In this year’s Oscar winner Parasite, the Park’s kitchen is dreamy, almost to die for. Gleaming, polished wood and concrete. A feature wall. A massive refrigerator stocked with Perrier. Wall to wall windows overlooking a perfectly manicured garden. Indoor-outdoor living at its best.
This kitchen could be anywhere in the world. It would be featured in glossy lifestyle magazines as an exemplar of what one could do to one’s home, with a lot of money. In the movie Parasite, it happens to be in the higher reaches of Seoul. The Park’s wealth and comfort, like their kitchen, applies a glossy veneer on what lies below. A foolproof bunker under the house, just in case. And further down the hill, the cramped, leaky and smelly living quarters of the city’s working poor. The wealthy family members are aware that their servants all exude the same unpleasant odor, though they cannot quite place it. Of course they cannot, this is the smell of poverty, and they have never seen it up close. Even the weather works for the Parks: the deluge that strikes the city washes off air pollution for the people on the hill while drowning the bottom dwellers in overflowing sewage.

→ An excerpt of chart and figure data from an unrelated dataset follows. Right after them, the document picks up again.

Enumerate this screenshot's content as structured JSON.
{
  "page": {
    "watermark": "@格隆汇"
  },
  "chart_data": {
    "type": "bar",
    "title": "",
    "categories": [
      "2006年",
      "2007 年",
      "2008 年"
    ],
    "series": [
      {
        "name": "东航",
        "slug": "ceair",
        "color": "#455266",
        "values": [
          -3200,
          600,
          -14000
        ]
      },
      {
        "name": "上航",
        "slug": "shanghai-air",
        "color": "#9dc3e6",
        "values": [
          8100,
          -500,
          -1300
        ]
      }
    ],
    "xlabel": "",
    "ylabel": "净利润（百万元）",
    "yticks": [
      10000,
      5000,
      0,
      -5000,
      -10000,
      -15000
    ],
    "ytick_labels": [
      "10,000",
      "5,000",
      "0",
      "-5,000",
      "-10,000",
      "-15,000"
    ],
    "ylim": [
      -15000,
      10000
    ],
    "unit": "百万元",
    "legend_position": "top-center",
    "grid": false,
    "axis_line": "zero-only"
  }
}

Who is the Parasite in this movie? At first glance, it might seem to be the husband of the housekeeper, hidden away from creditors in the bunker of the Park’s sprawling home, coming out at night to eat their food and drink their alcohol. Or the Kim family, who dupe the Parks to give all of them jobs and quadruple-dip for their salaries. And when the Parks leave town, they take over the mansion, luxuriating in soft sheets and a massive bathtub, hoping that maybe, just maybe, they can wash off that smell. Without a model of moderate consumption in a dignified life they fantasize about being as rich as the Parks. It is easy to think of them as the parasites, because they appear to be leeching off the rich.

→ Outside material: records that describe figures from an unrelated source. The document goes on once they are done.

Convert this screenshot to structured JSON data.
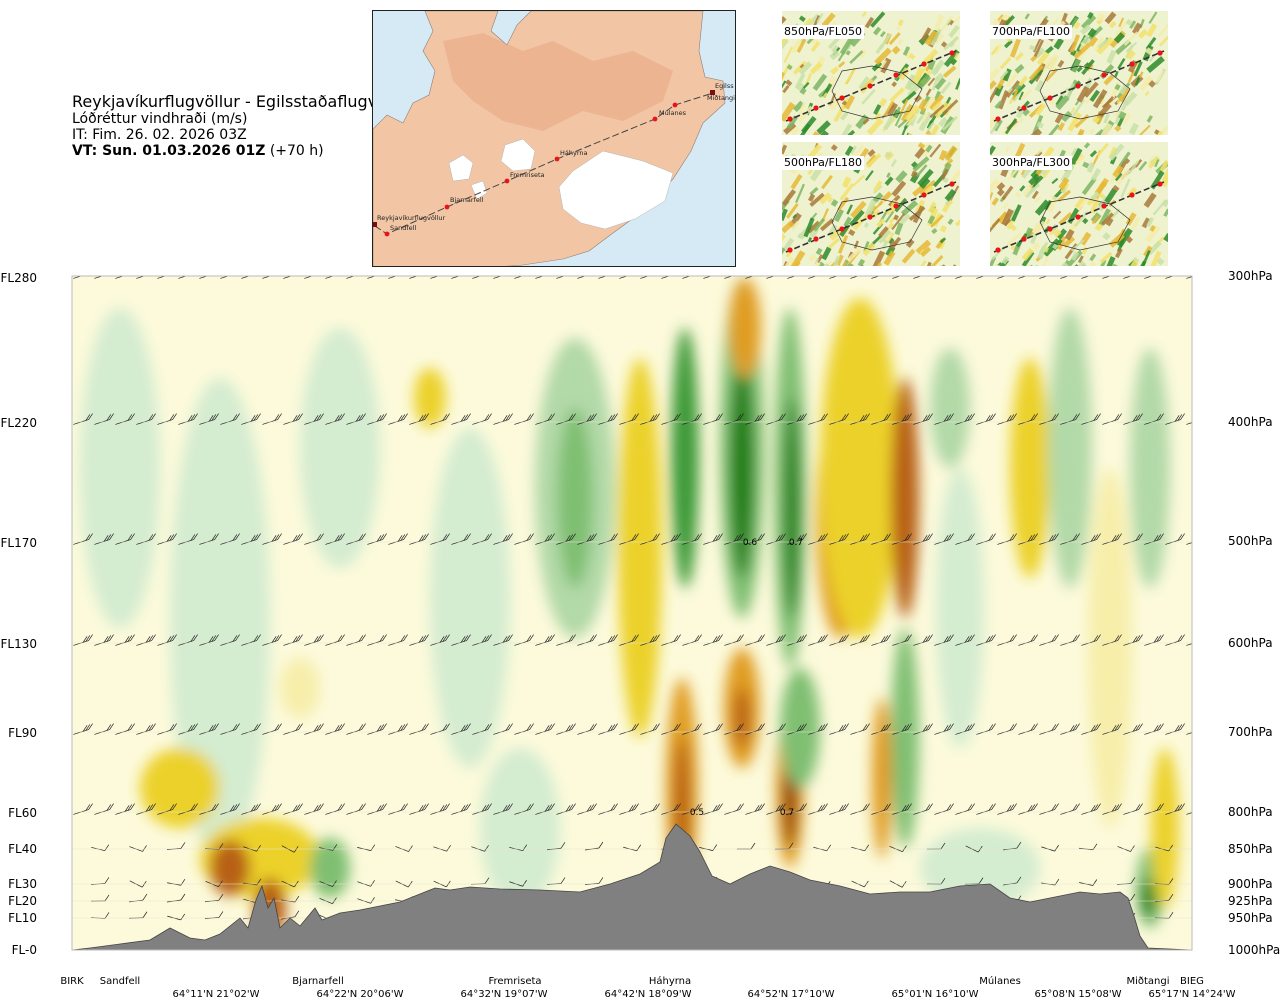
{
  "header": {
    "route": "Reykjavíkurflugvöllur - Egilsstaðaflugvöllur",
    "product": "Lóðréttur vindhraði (m/s)",
    "issue_time": "IT: Fim. 26. 02. 2026 03Z",
    "valid_time_label": "VT: Sun. 01.03.2026 01Z",
    "forecast_hour": "(+70 h)"
  },
  "overview_map": {
    "waypoints": [
      "Reykjavíkurflugvöllur",
      "Sandfell",
      "Bjarnarfell",
      "Fremriseta",
      "Háhyrna",
      "Múlanes",
      "Miðtangi",
      "Egilsstaðaflugvöllur"
    ],
    "labels": {
      "reykjavik": "Reykjavíkurflugvöllur",
      "sandfell": "Sandfell",
      "bjarnarfell": "Bjarnarfell",
      "fremriseta": "Fremriseta",
      "hahyrna": "Háhyrna",
      "mulanes": "Múlanes",
      "midtangi": "Miðtangi",
      "egilsstadir": "Egilss"
    },
    "colors": {
      "land": "#f2c6a4",
      "glacier": "#ffffff",
      "sea": "#d6eaf6",
      "route": "#444444",
      "waypoint": "#e8161b"
    }
  },
  "mini_maps": [
    {
      "id": "850",
      "label": "850hPa/FL050"
    },
    {
      "id": "700",
      "label": "700hPa/FL100"
    },
    {
      "id": "500",
      "label": "500hPa/FL180"
    },
    {
      "id": "300",
      "label": "300hPa/FL300"
    }
  ],
  "chart_data": {
    "type": "heatmap",
    "variable": "Lóðréttur vindhraði (m/s)",
    "colors": {
      "strong_down": "#1a7d10",
      "down_3": "#3e9a39",
      "down_2": "#7fbf72",
      "down_1": "#b2d9a8",
      "weak_down": "#d4ecd0",
      "near_zero": "#fcfadb",
      "weak_up": "#f7eeaa",
      "up_1": "#ecd12a",
      "up_2": "#e09c24",
      "up_3": "#b86118",
      "strong_up": "#8c3a0f",
      "terrain": "#808080"
    },
    "left_axis_ticks": [
      "FL280",
      "FL220",
      "FL170",
      "FL130",
      "FL90",
      "FL60",
      "FL40",
      "FL30",
      "FL20",
      "FL10",
      "FL-0"
    ],
    "right_axis_ticks": [
      "300hPa",
      "400hPa",
      "500hPa",
      "600hPa",
      "700hPa",
      "800hPa",
      "850hPa",
      "900hPa",
      "925hPa",
      "950hPa",
      "1000hPa"
    ],
    "pressure_levels_hpa": [
      300,
      400,
      500,
      600,
      700,
      800,
      850,
      900,
      925,
      950,
      1000
    ],
    "waypoint_labels": [
      "BIRK",
      "Sandfell",
      "Bjarnarfell",
      "Fremriseta",
      "Háhyrna",
      "Múlanes",
      "Miðtangi",
      "BIEG"
    ],
    "coordinate_labels": [
      "64°11'N 21°02'W",
      "64°22'N 20°06'W",
      "64°32'N 19°07'W",
      "64°42'N 18°09'W",
      "64°52'N 17°10'W",
      "65°01'N 16°10'W",
      "65°08'N 15°08'W",
      "65°17'N 14°24'W"
    ],
    "contour_labels": [
      "0.6",
      "0.7",
      "0.5",
      "0.7"
    ]
  }
}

But maybe the real parasites are the Parks? They take their massive consumption for granted, feeling secure in that they can take that bubble bath whenever they want. This security allows them to be kind and generous to the Kims as long as the latter ‘do not cross the line’ of their class position. The global elite and middle classes like the Park family consume a disproportionate amount of space and resources; the top 20% of earners emit almost 70% of global carbon emissions. Money inures and protects them from the extreme weather events that are only going to become more frequent due to climate change. Seoul, which is often held up in the development studies literature as a shining example of the successes of economic globalization illustrates a parasitic overconsumption which thrives on the underconsumption of the poor. The two are ontologically- connected and intimately coiled. Just think of the ecological debt.
It all ends violently. But the violence is not only along the poor vs. rich axis. The poor are also killing each other, fighting for the crumbs that the rich distribute among them. Through this violent end the movie seems to say that this is all unsustainable, in any configuration.
This is a brilliant and concise point of view on the Parasite movie that illuminated some points I hadn’t thought of. Thank you! I appreciate your sharing your thoughts out loud on your blog! I look forward to reading and learning more from you.